Dual-Output X-Mo Slo-Mo Camera From Inertia Unlimited Makes Debut At British Open

Inertia Unlimited’s long awaited X-Mo with dual outputs, allowing the camera to pump out a full-speed output for live broadcasts while simultaneously capturing slow-motion images, as well as offering improved sensitivity and even greater frame-rate flexibility, is making its debut this weekend for ABC Sports/ESPN coverage of the British Open from Royal Birkdale in England.

“This is the camera we’ve been waiting for,” says Jeff Silverman, Inertia Unlimited founder and owner. “Our customers will be able to use a live, un-interrupted feed without fear of missing a replay and the camera operator can even mark clips while the camera is playing out.”

Look for it to be used for HBO Boxing as well as NBC Olympics coverage of gymnastic and track-and-field events in Beijing.

At the British Open the camera will record 720p/50 images that will then be downconverted at the production unit (the British Open will be broadcast in SD, the last major sporting event to remain in SD). Silverman says he expects to do some experimenting with capturing SD images at upwards of 13,000 frames per second while HD images on the new Vision Research V12 camera can be captured at up to 6,933 frames per second, more than six times faster than previous cameras. The realistic limit for frame rates for golf coverage, however, is in the 1,000 to 2,000-frame range.

“We’ll be shooting head-to-toe shots during the tournament at 1,000 frames a second because a full golf swing is typically two seconds long and any more frames than that and it will take too long for replay,” says Silverman. “But for super-tight shots of the ball hitting a club, which are much shorter events than a full swing, we’ll crank up the frame rate.”

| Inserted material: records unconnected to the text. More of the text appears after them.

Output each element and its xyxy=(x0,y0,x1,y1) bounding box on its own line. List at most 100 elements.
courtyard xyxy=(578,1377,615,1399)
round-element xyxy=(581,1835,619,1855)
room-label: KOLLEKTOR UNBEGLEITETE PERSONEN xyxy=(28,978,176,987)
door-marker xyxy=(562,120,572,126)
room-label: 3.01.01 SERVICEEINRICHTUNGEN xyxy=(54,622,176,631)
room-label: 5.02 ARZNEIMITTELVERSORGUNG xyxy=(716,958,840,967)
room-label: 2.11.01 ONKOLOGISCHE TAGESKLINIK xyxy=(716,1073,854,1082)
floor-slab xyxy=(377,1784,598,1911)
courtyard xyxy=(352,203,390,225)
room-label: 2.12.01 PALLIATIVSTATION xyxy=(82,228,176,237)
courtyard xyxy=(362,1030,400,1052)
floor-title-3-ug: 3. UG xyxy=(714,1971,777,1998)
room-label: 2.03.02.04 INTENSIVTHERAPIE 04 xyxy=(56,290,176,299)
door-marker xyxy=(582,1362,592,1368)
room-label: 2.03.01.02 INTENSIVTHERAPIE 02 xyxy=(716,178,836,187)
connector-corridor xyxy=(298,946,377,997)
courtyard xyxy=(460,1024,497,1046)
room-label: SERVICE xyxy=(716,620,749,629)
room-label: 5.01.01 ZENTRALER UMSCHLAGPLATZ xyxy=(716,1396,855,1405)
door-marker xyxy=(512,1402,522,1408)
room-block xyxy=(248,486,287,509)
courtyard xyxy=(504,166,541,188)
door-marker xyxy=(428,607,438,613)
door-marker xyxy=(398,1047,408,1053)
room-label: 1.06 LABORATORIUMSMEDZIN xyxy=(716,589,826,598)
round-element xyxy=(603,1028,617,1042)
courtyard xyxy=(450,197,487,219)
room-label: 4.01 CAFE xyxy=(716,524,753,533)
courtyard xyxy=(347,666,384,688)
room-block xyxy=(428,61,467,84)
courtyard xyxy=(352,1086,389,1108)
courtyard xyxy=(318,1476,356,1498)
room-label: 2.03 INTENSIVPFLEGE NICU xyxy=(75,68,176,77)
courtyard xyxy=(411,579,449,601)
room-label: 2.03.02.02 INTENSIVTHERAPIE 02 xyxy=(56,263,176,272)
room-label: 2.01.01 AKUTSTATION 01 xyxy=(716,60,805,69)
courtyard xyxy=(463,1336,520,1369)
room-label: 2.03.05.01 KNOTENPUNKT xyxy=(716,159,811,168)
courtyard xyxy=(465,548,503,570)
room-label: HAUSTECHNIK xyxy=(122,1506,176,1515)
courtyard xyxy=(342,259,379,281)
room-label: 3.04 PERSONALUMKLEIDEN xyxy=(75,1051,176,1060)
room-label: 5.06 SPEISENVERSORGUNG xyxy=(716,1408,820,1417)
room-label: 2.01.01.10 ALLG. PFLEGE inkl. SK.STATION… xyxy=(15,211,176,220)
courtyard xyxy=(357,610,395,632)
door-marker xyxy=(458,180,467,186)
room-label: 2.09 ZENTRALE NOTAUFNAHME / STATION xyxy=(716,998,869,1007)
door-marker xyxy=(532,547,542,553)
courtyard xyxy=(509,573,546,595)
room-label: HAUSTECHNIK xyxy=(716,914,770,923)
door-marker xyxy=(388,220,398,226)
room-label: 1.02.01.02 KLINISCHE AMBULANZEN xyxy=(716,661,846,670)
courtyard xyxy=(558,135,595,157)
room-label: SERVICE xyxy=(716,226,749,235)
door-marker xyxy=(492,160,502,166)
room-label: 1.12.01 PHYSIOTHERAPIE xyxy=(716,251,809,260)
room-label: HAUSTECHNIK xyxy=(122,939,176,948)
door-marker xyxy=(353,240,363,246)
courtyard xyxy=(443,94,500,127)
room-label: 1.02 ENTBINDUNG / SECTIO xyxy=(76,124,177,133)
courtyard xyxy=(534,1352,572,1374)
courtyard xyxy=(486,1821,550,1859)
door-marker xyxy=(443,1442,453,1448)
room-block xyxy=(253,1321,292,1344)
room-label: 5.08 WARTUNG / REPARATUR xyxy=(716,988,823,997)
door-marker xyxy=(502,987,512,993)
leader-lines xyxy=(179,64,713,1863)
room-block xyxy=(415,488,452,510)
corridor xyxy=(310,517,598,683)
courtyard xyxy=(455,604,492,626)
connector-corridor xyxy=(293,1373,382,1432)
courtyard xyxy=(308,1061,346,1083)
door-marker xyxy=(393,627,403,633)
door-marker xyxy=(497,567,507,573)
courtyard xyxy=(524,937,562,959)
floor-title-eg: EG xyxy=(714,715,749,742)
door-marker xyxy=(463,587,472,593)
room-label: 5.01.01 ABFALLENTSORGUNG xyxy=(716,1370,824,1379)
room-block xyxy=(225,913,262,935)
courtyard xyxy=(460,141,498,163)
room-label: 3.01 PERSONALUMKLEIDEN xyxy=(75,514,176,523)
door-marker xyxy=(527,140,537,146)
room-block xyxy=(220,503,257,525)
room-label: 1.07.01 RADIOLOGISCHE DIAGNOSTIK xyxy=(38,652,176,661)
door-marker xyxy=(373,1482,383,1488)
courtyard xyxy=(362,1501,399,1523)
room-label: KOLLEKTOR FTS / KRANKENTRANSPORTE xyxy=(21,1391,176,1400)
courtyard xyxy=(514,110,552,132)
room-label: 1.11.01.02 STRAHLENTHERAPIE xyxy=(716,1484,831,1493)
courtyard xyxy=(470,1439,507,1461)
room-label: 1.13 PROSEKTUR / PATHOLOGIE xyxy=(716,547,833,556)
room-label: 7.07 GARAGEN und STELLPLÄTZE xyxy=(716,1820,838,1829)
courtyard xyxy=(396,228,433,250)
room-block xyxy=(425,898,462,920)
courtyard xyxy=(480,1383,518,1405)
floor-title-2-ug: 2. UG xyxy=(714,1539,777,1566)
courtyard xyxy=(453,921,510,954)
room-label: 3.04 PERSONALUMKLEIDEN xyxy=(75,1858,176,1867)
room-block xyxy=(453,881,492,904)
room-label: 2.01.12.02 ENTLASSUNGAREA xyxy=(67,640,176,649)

The new camera also features an improved imager that, depending on the lens type, can offer improvements from one-half of an f-stop (for B-type lenses) to two full stops (for PL mount film-style lenses).

The camera is being used in a dual-configuration for the Open: an RF configuration, with the help of a Gigawave HD Cam Link provided by CTV during the actual tournament and then in an ENG configuration during practice days and off-the-course recording. A Fujinon HA22x7.8 B4 mount lens and a Sony 16:9 CRT viewfinder are used handheld configuration and IDX Lithium Ion batteries power the camera.

For the ENG recording two 8GB flash recording cards are capturing up to 52 minutes of HD material in Quicktime files that can then be immediately dropped into an Avid timeline for editing. Silverman says that two companies, Convergent Design and Fast Forward Video, are working on separate technologies that will bring even more recording capability to the camera.

“Convergent Design will use four 32 GB compact flash cards to record more than an hour of mildly compressed HD while Fast Forward Video will use flash-based SATA drives with 128 GB of memory,” says Silverman. “The beauty of flash is you never have to worry about blowing up a hard drive.”

Having a one-pound, flash-based recording pack will lessen the load on the system. Last year a 15-pound Panasonic HD DVCPRO deck was used for recording.

But the real revolution continues to be RF transmission. “Last year we were tied to the tee box but this year we can go to every location where there is a compelling shot, whether it’s in the rough or in a bunker,” says Silverman.